Second dose vaccines delivered for 1.4 million people

AI-Index: ASA 31/4852/2021

Over 1.4 million people from at-risk populations in Nepal, who took their first dose of the Oxford-AstraZeneca Covid-19 vaccine between 7 and 15 March 2021, waited more than five months for a second dose due to dangerous shortage of vaccines. Following large global mobilisation, vaccines have since been delivered to Nepal with the support from governments of Japan (1.6 million), Bhutan (230,000) and UK (130,000).

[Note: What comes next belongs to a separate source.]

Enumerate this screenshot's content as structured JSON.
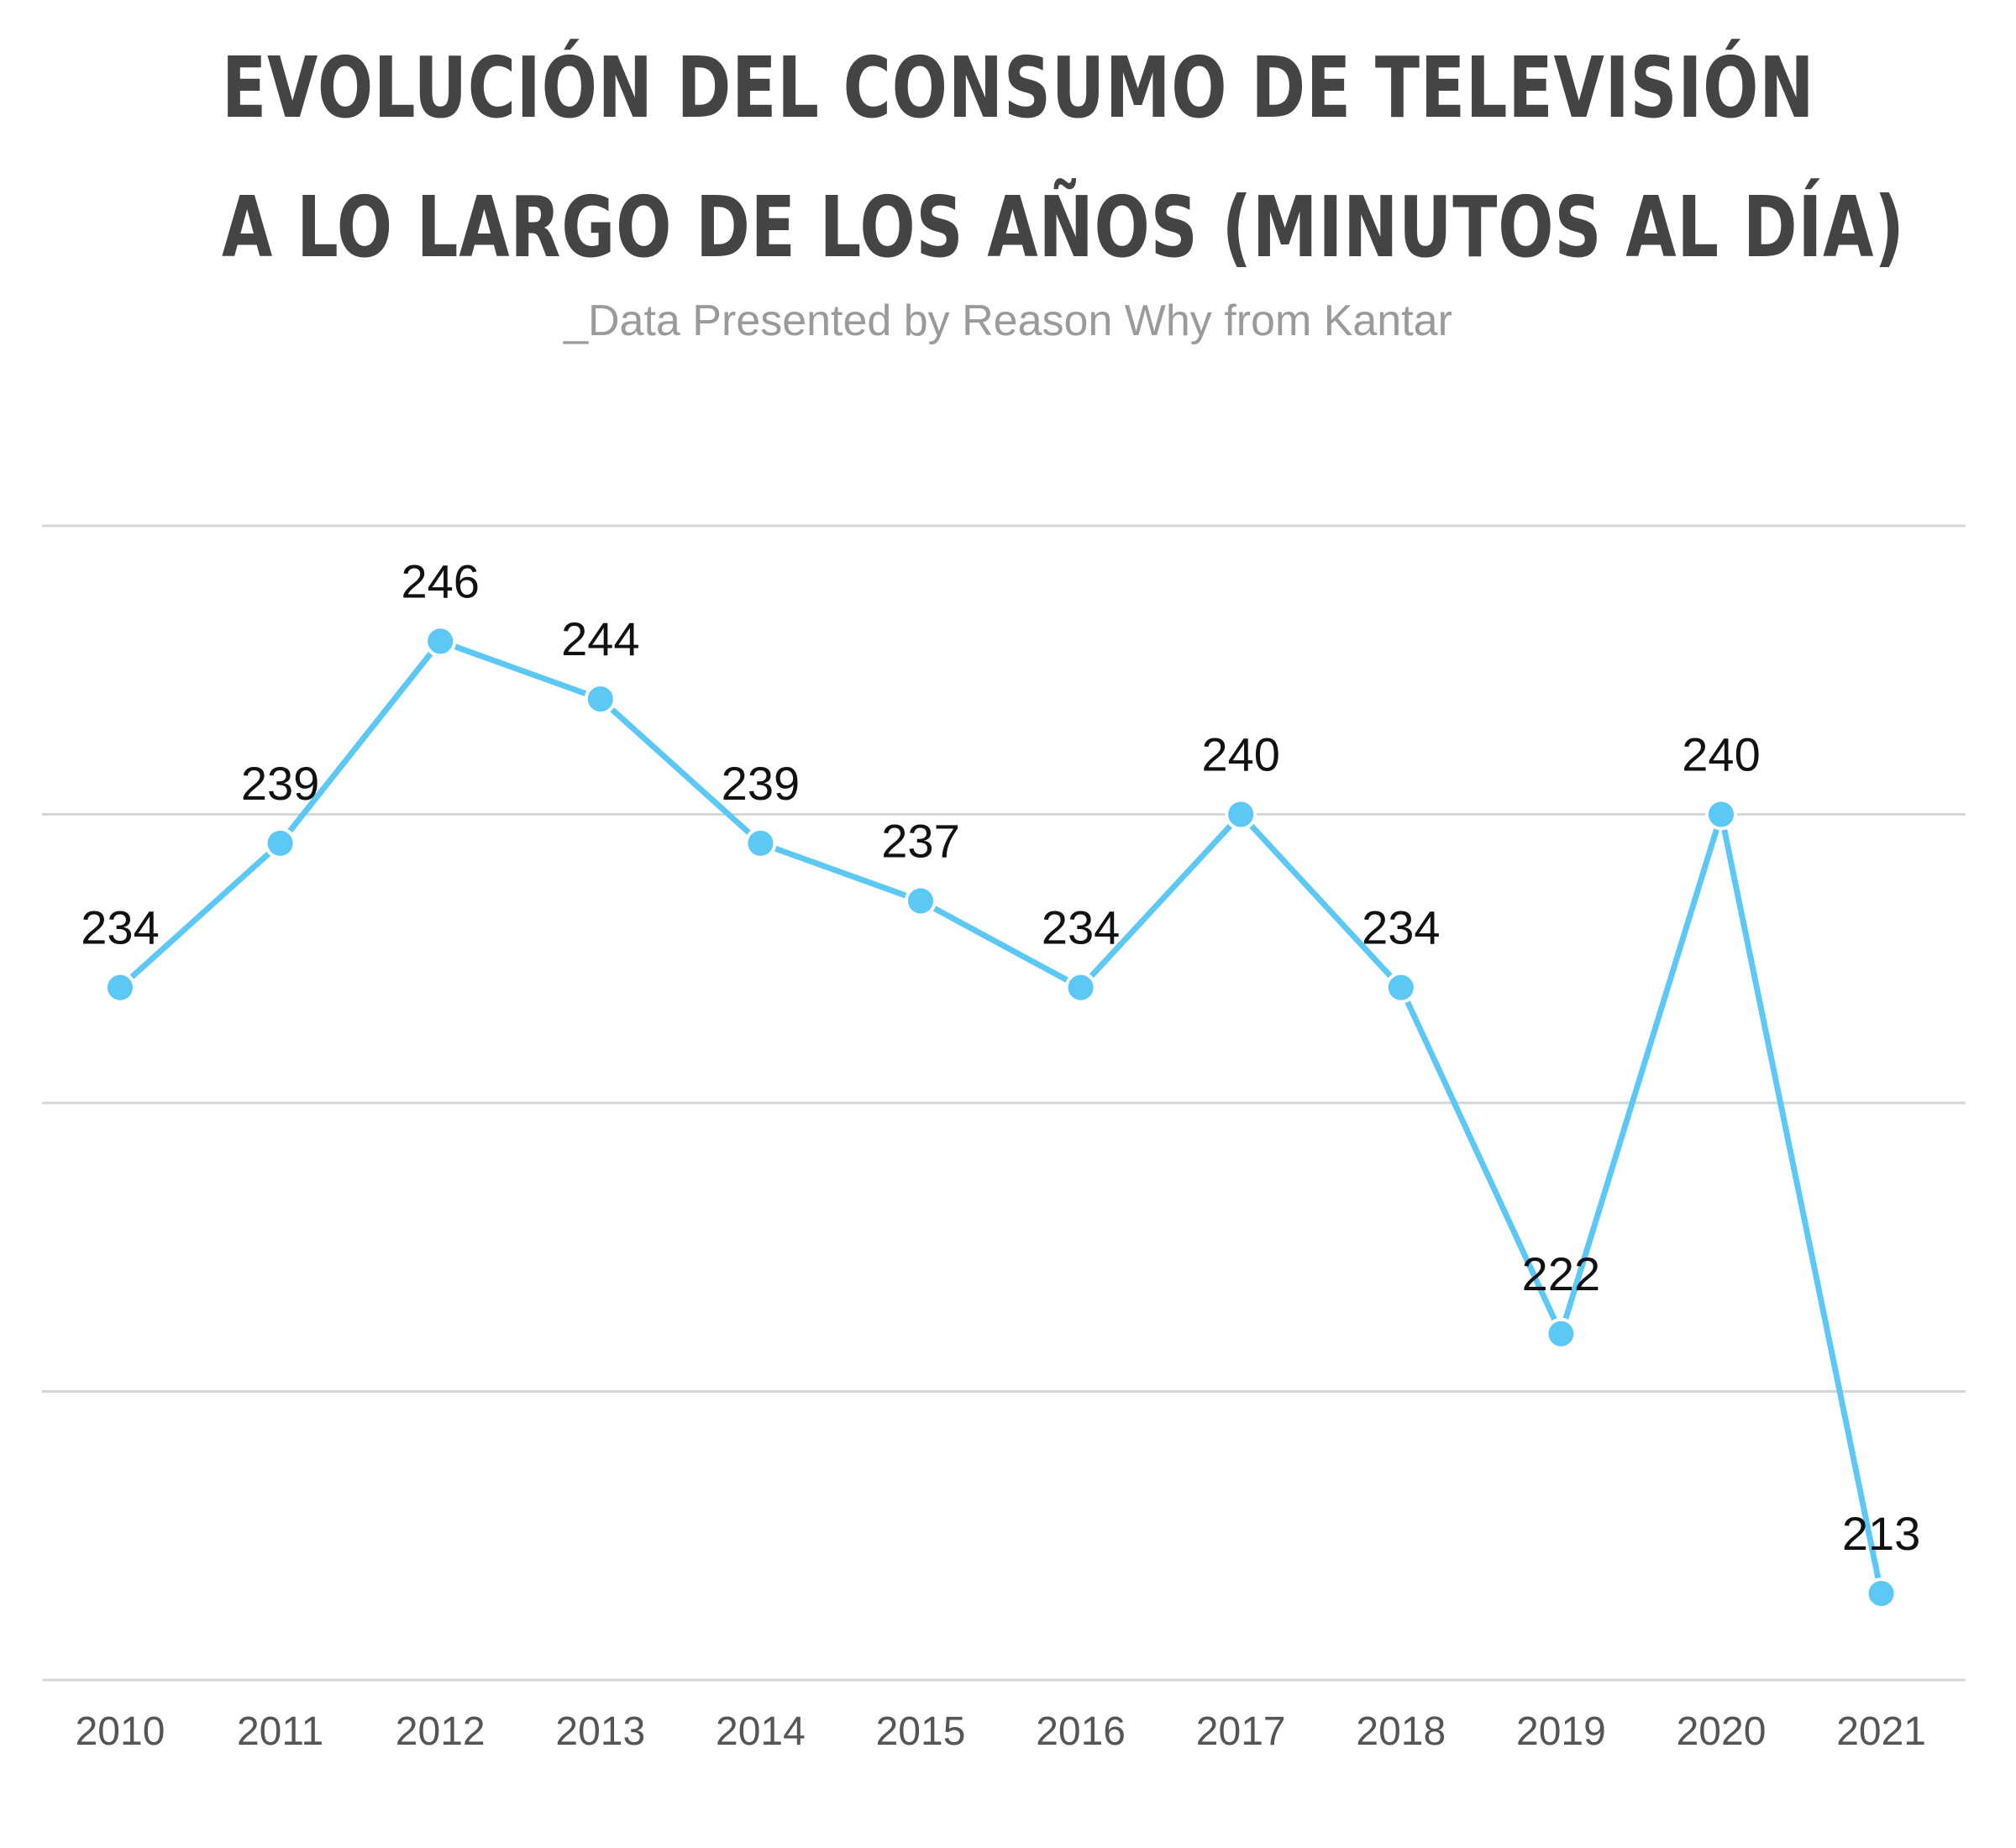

Amid a deadly second wave of Covid-19 in Nepal, 1.4 million people from at risk groups, mostly above 65 years of age, were unable to receive their second dose of Oxford-AstraZeneca vaccines due to a supply shortage. Following a wait of more than five months be-tween doses, additional vaccines have been now delivered to Nepal by various countries.

In response to international mobilisation calling on the UK to urgently look to directly supply Nepal with additional vaccine doses, Lord (Tariq) Ahmad of Wimbledon, the Minister of State for South Asia and the Commonwealth, sent a communication to Amnesty International acknowledging the needs and reiterated UK’s commitment to support Nepal.

A broader appeal was also made to the broader international community —particularly wealthier nations with large vaccines supply—to address the glaring vaccines gap in Nepal, where the current trajectory of vaccinations would take the country more than 10 years to vaccinate 70% of its population.

On 26 August 2021, the government of UK delivered 130,000 doses of Oxford-AstraZeneca vaccines to Nepal. Earlier, the government of Japan donated 1.6 million doses, and the government of Bhutan shared 230,000 doses as part of a tri-patriate vaccine lending agreement with AstraZeneca and Nepal.

While it is a relief that the required doses were delivered to Nepal in August, this case is symptomatic of a broader issue regarding a lack of equitable access to vaccines worldwide. Amnesty International continues to advocate for global equality in access to vaccines for low- and middle-income countries, including calling for accountability from big pharmaceutical companies.

No further action is requested. Many thanks to all who sent appeals.